30 to 40 billion euros: this is the cost of the "immediate impact" of the health crisis on the French tourism sector, according to the Secretary of State for Tourism, Jean-Baptiste Lemoyne. As the world's leading tourist destination with 90 million foreign tourists, French tourism is suffering.
“In normal times, tourism generates 180 billion euros in revenue, 60 billion of which comes from international tourism. The immediate impact of the epidemic is at least 30 to 40 billion euros, ”said the Secretary of State in an interview with the Journal du Dimanche.
Part of the foreign clientele "has disappeared" and "many operators tell us that their turnover will be down 20 to 25% by the end of the year," he adds.
"Blue, white, red summer is here"
Jean-Baptiste Lemoyne is rather optimistic about domestic tourism: according to the Secretary of State, 7 out of 10 French holidaymakers have chosen France for their summer stay. “It saves the essential,” he says. "The blue, white, red summer is here" but "let's be clear: in normal times, France welcomes 17 million foreign tourists every summer when 9 million French go abroad".

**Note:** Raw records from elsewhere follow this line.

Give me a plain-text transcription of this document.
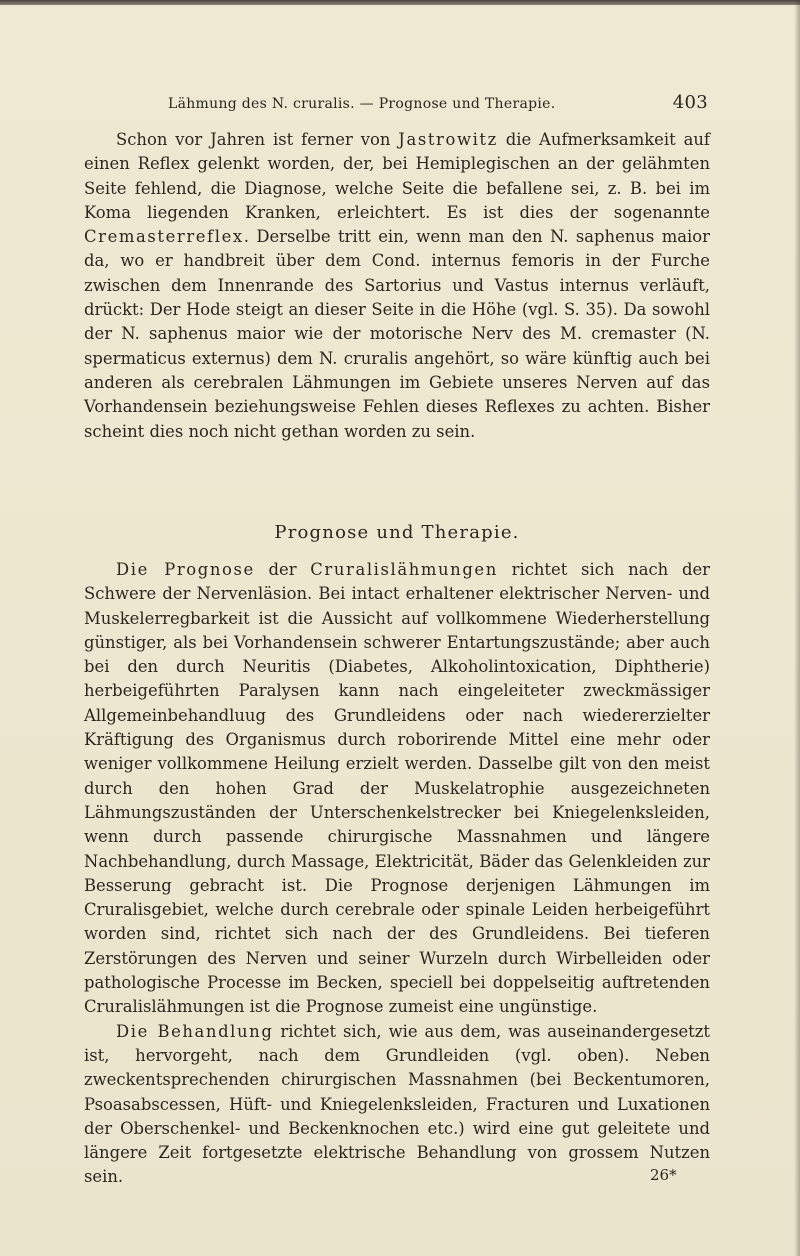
Lähmung des N. cruralis. — Prognose und Therapie.	403

Schon vor Jahren ist ferner von Jastrowitz die Aufmerksamkeit auf einen Reflex gelenkt worden, der, bei Hemiplegischen an der gelähmten Seite fehlend, die Diagnose, welche Seite die befallene sei, z. B. bei im Koma liegenden Kranken, erleichtert. Es ist dies der sogenannte Cremasterreflex. Derselbe tritt ein, wenn man den N. saphenus maior da, wo er handbreit über dem Cond. internus femoris in der Furche zwischen dem Innenrande des Sartorius und Vastus internus verläuft, drückt: Der Hode steigt an dieser Seite in die Höhe (vgl. S. 35). Da sowohl der N. saphenus maior wie der motorische Nerv des M. cremaster (N. spermaticus externus) dem N. cruralis angehört, so wäre künftig auch bei anderen als cerebralen Lähmungen im Gebiete unseres Nerven auf das Vorhandensein beziehungsweise Fehlen dieses Reflexes zu achten. Bisher scheint dies noch nicht gethan worden zu sein.

Prognose und Therapie.

Die Prognose der Cruralislähmungen richtet sich nach der Schwere der Nervenläsion. Bei intact erhaltener elektrischer Nerven- und Muskelerregbarkeit ist die Aussicht auf vollkommene Wiederherstellung günstiger, als bei Vorhandensein schwerer Entartungszustände; aber auch bei den durch Neuritis (Diabetes, Alkoholintoxication, Diphtherie) herbeigeführten Paralysen kann nach eingeleiteter zweckmässiger Allgemeinbehandluug des Grundleidens oder nach wiedererzielter Kräftigung des Organismus durch roborirende Mittel eine mehr oder weniger vollkommene Heilung erzielt werden. Dasselbe gilt von den meist durch den hohen Grad der Muskelatrophie ausgezeichneten Lähmungszuständen der Unterschenkelstrecker bei Kniegelenksleiden, wenn durch passende chirurgische Massnahmen und längere Nachbehandlung, durch Massage, Elektricität, Bäder das Gelenkleiden zur Besserung gebracht ist. Die Prognose derjenigen Lähmungen im Cruralisgebiet, welche durch cerebrale oder spinale Leiden herbeigeführt worden sind, richtet sich nach der des Grundleidens. Bei tieferen Zerstörungen des Nerven und seiner Wurzeln durch Wirbelleiden oder pathologische Processe im Becken, speciell bei doppelseitig auftretenden Cruralislähmungen ist die Prognose zumeist eine ungünstige.

Die Behandlung richtet sich, wie aus dem, was auseinandergesetzt ist, hervorgeht, nach dem Grundleiden (vgl. oben). Neben zweckentsprechenden chirurgischen Massnahmen (bei Beckentumoren, Psoasabscessen, Hüft- und Kniegelenksleiden, Fracturen und Luxationen der Oberschenkel- und Beckenknochen etc.) wird eine gut geleitete und längere Zeit fortgesetzte elektrische Behandlung von grossem Nutzen sein.	26*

However, he welcomes "an encouraging month of July" and "hopes that August will be excellent" and the late season "in the colors of Indian summer". But “this recovery is fragile”, he adds, because “as soon as a cluster appears, the effect is immediate on cancellations of stays and reservations”.
To save what can be saved in this sector hit hard by the health crisis, the government has decided that the partial unemployment scheme set up for the tourism sector will be extended until December, and a loan guaranteed by The State (PGE) was set up at the beginning of July for the sectors linked to tourism, hotels, restaurants, events, sport, leisure and culture.